Methods: Expression levels of microRNA-375-3p were analyzed in non-senescent and replicative senescent human coronary artery endothelial cells (HCAEC) and human coronary artery smooth muscle cells (HCASMC) by qRT-PCR. To evaluate its effects regarding cellular functions and cellular senescence, miR-375-3p was downregulated by transfection of a LNA-inhibitor. In silico research identified targets of miR-375-3p, which were validated on mRNA and protein level.
Results: In a machine-learning based analysis of over 1200 microRNA datasets including 1800 distinct miRNAs from various tissue samples from patients between the age of 20 to 90 years, we showed that miR-375-3p is an important miR upregulated in aged individuals showing an exceptionally strong centrality and targeting more than 80% of the respective age-associated targets . In vitro, expression analyses showed especially a 10-fold upregulation of miR-375-3p in senescent compared to non-senescent HCAEC (p<0.05). In aortic endothelial cells of mice, miR-375-3p is upregulated in old compared to young mice. Transfection with a LNA-inhibitor downregulated the microRNA successfully. By the inhibition of miR-375-3 we observed improved angiogenic capacities in non-senescent and replicative senescent HCAEC by tube formation and sprouting assays (p<0.05). However, cell death in non-senescent cells was elevated by inhibition. In morphology analyses, downregulation of the miR led to an increase in cell nuclei size in non-senescent cells. Inhibition induced the expression of pro-inflammatory cytokines like TNF-alpha (p<0.01) and IL-1beta (p<0.05) in senescent HCAEC.
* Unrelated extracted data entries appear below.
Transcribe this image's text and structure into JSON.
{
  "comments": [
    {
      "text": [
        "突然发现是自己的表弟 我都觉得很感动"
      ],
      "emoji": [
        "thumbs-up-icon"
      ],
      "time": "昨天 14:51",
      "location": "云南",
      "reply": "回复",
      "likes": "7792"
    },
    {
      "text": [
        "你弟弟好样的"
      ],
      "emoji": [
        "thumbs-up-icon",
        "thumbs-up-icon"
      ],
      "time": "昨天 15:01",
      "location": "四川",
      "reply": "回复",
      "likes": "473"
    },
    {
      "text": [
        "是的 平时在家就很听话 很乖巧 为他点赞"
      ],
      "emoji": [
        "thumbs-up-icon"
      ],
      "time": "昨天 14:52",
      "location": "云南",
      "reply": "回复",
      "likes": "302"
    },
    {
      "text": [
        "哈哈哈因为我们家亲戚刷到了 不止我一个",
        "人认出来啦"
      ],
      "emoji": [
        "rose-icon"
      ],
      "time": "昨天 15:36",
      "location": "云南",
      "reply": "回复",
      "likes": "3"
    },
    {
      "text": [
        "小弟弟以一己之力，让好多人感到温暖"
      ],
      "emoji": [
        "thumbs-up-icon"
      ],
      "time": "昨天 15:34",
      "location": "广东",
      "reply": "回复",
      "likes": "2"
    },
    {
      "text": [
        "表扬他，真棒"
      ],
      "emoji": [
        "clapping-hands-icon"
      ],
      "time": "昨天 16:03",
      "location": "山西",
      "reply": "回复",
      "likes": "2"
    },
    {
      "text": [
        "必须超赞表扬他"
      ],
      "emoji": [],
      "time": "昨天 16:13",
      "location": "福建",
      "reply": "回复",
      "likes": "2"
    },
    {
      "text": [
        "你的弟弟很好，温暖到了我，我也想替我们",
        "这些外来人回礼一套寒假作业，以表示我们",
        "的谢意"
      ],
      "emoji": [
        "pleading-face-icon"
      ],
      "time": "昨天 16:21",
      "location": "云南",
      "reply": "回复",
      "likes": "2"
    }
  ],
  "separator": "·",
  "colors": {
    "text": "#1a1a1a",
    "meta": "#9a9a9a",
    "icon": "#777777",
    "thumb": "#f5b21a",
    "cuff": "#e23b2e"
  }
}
Conclusion: A machine-learning based analysis identified microRNA-375-3p as a significantly upregulated microRNA in senescent endothelial cells, which was verified in vitro and in vivo. Inhibition of miR-375-3p improved angiogenic capacities in non-senescent and replicative senescent HCAEC. However, its role in cellular senescence remains inconclusive and needs further evaluation.